As Cassandra Tighe scored her point, not without a little air of triumph, Linda tripped gaily down into the cabin.
‘We are to have the very finest weather, Miss Tighe, and all the world means to remain on deck. Only, of course, one wants shawls. What! Mrs. Arbuthnot?’
Pausing in her search among the heap of wraps, it would seem that Linda recognised Dinah’s presence with amiable surprise. But Dinah was coldly silent.
‘Surely you, of all people, are not going to become a cabin passenger? My dear creature, I have just escaped the quaintest little adventure in the world! But for Miss Tighe’s advent, I should have eloped, yes, run clean, straight away, with your husband. We were planning it all out, from a commercial standpoint, as we flew, frantically, along the sandhills after Robbie. Were we not, Miss Tighe?’
‘I leave these matters to your own conscience,’ was the dry answer. Possibly, Cassandra recollected that the butterflies were not flying very frantically at the moment when she captured them on the starlit dunes. ‘If you had run away with Mrs. Arbuthnot’s husband, I should have taken good care to run with you. I warned the Doctor of my intentions before I left the Princess.’

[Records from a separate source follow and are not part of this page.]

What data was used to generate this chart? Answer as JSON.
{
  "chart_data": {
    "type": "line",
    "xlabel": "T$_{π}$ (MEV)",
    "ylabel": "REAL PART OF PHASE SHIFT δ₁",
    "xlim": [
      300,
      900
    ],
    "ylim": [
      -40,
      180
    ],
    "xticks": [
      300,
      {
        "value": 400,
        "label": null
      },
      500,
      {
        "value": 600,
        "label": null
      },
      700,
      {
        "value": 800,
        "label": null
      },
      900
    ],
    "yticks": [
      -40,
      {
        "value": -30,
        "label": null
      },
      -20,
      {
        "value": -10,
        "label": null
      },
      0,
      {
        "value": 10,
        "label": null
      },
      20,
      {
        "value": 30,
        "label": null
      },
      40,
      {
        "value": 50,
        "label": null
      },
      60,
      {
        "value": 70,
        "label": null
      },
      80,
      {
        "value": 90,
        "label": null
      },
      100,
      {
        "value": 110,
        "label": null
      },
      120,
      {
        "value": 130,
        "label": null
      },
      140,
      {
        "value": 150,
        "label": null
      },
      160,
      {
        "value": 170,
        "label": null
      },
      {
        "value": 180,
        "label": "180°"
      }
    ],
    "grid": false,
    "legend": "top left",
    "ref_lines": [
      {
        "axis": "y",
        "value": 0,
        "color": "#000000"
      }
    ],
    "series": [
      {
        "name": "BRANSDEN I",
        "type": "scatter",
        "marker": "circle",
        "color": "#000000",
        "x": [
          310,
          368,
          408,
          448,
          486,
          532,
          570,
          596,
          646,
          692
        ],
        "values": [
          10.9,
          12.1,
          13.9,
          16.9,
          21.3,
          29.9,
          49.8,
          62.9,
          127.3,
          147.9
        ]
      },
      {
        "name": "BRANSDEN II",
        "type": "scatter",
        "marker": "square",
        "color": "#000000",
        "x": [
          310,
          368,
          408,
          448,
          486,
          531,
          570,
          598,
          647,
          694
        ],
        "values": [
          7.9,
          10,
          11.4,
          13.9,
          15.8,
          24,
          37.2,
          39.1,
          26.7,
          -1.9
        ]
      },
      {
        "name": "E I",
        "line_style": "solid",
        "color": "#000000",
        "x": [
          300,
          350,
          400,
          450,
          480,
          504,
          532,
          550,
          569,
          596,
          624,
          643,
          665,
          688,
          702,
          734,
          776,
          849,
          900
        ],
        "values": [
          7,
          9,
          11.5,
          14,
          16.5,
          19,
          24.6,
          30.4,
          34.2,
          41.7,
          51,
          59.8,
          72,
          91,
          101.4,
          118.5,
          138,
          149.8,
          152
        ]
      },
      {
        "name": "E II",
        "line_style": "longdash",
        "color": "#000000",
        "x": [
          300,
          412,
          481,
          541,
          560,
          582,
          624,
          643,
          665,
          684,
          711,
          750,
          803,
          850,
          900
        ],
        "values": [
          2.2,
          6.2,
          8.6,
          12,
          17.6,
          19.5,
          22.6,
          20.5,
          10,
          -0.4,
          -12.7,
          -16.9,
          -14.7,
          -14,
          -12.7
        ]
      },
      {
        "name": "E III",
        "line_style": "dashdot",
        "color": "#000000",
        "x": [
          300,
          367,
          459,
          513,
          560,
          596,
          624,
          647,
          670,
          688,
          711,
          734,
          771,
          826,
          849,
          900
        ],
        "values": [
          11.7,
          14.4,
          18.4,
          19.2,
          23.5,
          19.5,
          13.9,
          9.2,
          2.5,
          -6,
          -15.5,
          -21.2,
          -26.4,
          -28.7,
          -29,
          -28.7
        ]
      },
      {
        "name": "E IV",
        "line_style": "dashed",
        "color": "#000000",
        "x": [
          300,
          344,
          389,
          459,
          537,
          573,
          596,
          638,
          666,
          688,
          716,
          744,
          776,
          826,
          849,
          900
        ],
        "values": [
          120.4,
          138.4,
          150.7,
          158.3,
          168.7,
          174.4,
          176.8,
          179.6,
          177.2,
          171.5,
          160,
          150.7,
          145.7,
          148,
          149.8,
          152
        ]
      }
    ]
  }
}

‘It was quite too unselfish, Miss Tighe, and, pecuniarily, most àpropos. I possessed five sous in copper (Guernsey currency); Mr. Arbuthnot was worth something under twenty francs. We should have had to leave our watches at the Mont de Piété, for me, alas! no novel experience, the moment we reached Cherbourg. Things have turned out, under Providence, for the best. Only, I think, I think,’ admitted Linda, with arch frankness, ‘the Doctor rather regrets having to retire into insignificance. If I had not come back, Robbie would have remained the hero of the situation.’
Mrs. Thorne ran through all this in her accustomed little tired, inconsequential way of talking, winding up, finally, with a long and earnest yawn. She then danced up to a strip of mirror at the best lighted end of the cabin and settled herself to the contemplation of her own image with interest. She dabbed her cheeks first with rice powder, then with eau-de-cologne, then with powder again, producing these cosmetics without a show of disguise from a tiny gilt case that hung at her waist-belt. She arranged the folds of her cachemire scarf above her sleek head in a certain Gitana mode, which, like all good art, gave an idea of unpremeditation, and became her mightily; she pinned a knot of feathery grass, a memento, doubtless, of the starlit dunes, in her breast.
Easy to predict that Linda Thorne would not be sea-sick to-night! She was warming to the situation, intended to work up her part—everything in human life was a part to Linda Thorne—with spirit.
‘Come up on deck, Mrs. Arbuthnot, will you not? Surely, with your splendid sea-going qualities, you are not going to stop down in this Black Hole of Calcutta?’
‘Mrs. Arbuthnot will come up when I do,’ cried Cassandra, who, with an added pair of spectacles on her nose, was pinning out insects under a lamp. ‘Go your ways, Linda Thorne, wise ones if you can, and leave Mrs. Arbuthnot and me to follow ours.’